Rotator Cuff

The rotator cuff or rotor cuff is the group of muscles and their tendons that act to stabilize the shoulder. Repetitive activities and overuse can injure tendons and lead to pain and impaired function. This is called Tendinitis or Tendinopathy. Tendinitis is a common problem that is more likely to occur as people age and in people who routinely perform activities that require repetitive movement that increase stress on susceptible tendons. Rotator cuff tear; the rotator cuff tendon(s) may be torn as a result of injury, chronic Tendinopathy, or a combination of both. Common signs and symptoms of a rotator cuff tear include:

  • Recurrent, constant pain, particularly with overhead activities
  • Pain at night that prevents you from sleeping on the affected side
  • Muscle weakness, especially when lifting the arm
  • Catching, grating or cracking sounds when the arm is moved

Rotator Cuff surgery repairs torn tendons vital to the mobility, strength and stability of the shoulder. When an acute injury occurs, the rotator cuff should be operated upon within a few weeks to ensure the success of the surgery.


The need to surgically repair a torn rotator cuff depends upon your age, activity level, and the severity of your tear.

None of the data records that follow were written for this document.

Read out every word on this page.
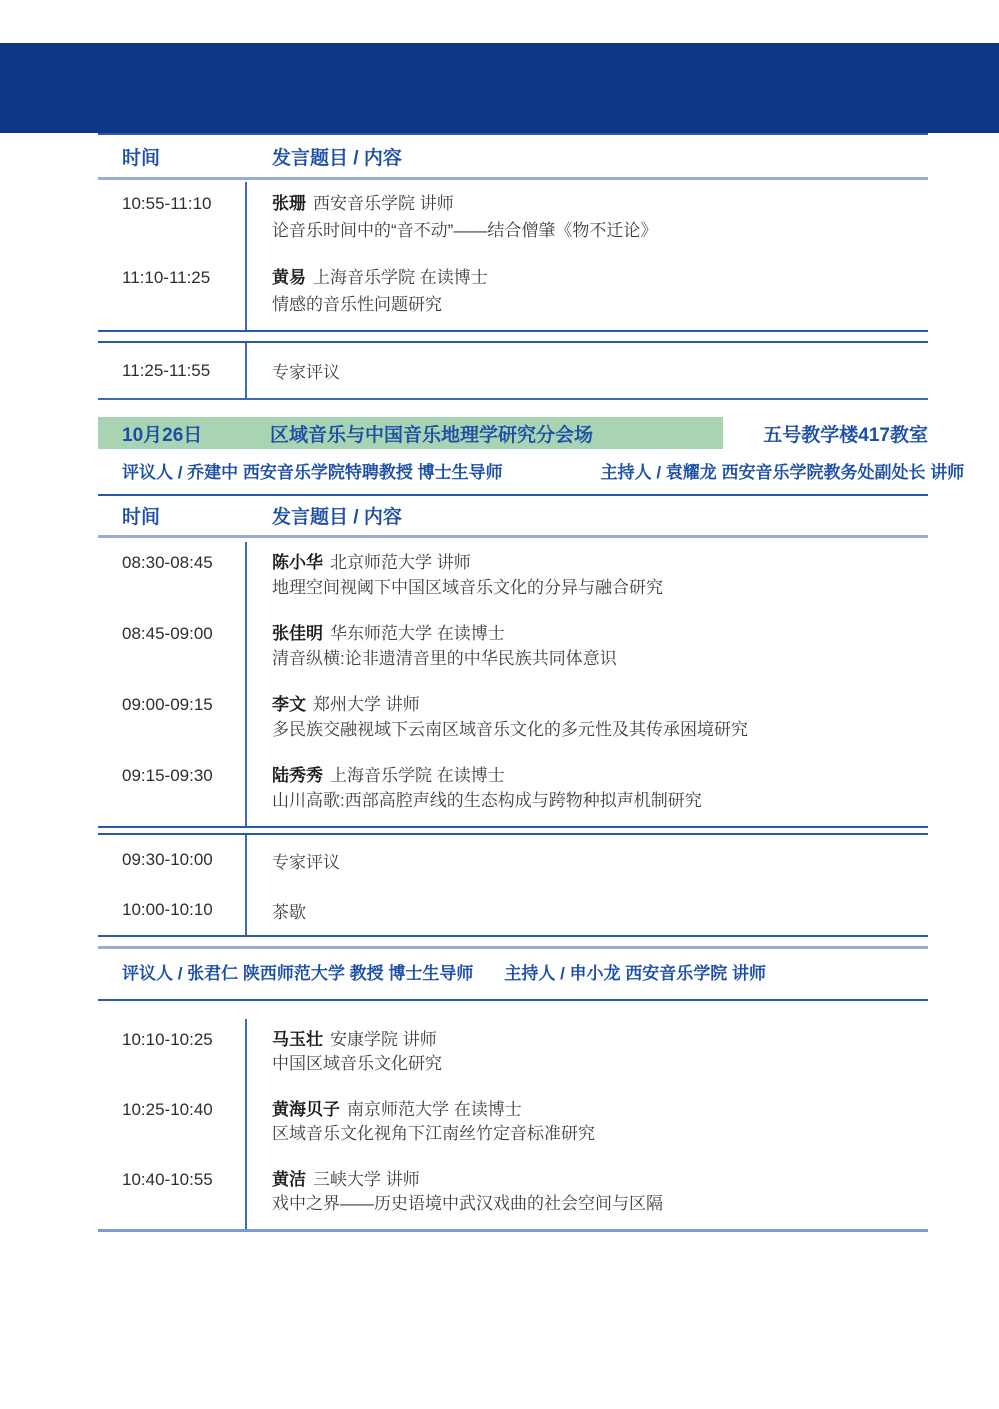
时间	发言题目 / 内容
10:55-11:10	张珊 西安音乐学院 讲师
论音乐时间中的“音不动”——结合僧肇《物不迁论》
11:10-11:25	黄易 上海音乐学院 在读博士
情感的音乐性问题研究
11:25-11:55	专家评议
10月26日	区域音乐与中国音乐地理学研究分会场	五号教学楼417教室
评议人 / 乔建中 西安音乐学院特聘教授 博士生导师	主持人 / 袁耀龙 西安音乐学院教务处副处长 讲师
时间	发言题目 / 内容
08:30-08:45	陈小华 北京师范大学 讲师
地理空间视阈下中国区域音乐文化的分异与融合研究
08:45-09:00	张佳明 华东师范大学 在读博士
清音纵横:论非遗清音里的中华民族共同体意识
09:00-09:15	李文 郑州大学 讲师
多民族交融视域下云南区域音乐文化的多元性及其传承困境研究
09:15-09:30	陆秀秀 上海音乐学院 在读博士
山川高歌:西部高腔声线的生态构成与跨物种拟声机制研究
09:30-10:00	专家评议
10:00-10:10	茶歇
评议人 / 张君仁 陕西师范大学 教授 博士生导师 主持人 / 申小龙 西安音乐学院 讲师
10:10-10:25	马玉壮 安康学院 讲师
中国区域音乐文化研究
10:25-10:40	黄海贝子 南京师范大学 在读博士
区域音乐文化视角下江南丝竹定音标准研究
10:40-10:55	黄洁 三峡大学 讲师
戏中之界——历史语境中武汉戏曲的社会空间与区隔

Surgical repair is usually recommended for people with a complete rotator cuff tear, especially if the person is young and/or active.

There are several surgical options to treat rotator cuff tears, depending on the size, depth, and location of the tear. If other problems with the shoulder are discovered during the surgery, they will be corrected as well.

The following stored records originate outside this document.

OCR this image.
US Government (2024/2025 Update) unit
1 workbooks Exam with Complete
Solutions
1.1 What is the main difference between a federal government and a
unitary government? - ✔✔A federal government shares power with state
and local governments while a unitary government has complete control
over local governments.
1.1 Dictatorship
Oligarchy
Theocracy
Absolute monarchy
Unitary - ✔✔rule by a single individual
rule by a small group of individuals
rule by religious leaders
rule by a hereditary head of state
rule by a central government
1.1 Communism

  • Arthroscopy, in which miniature instruments are inserted into small incisions, can be used to remove bone spurs or inflammatory portions of muscle and to repair lesser tears.
  • A mini-open repair that combines arthroscopy and a small incision can be used to treat full-thickness tears.
  • In more severe cases, open surgery is required to repair the injured tendon. Sometimes a tissue transfer or a tendon graft is used.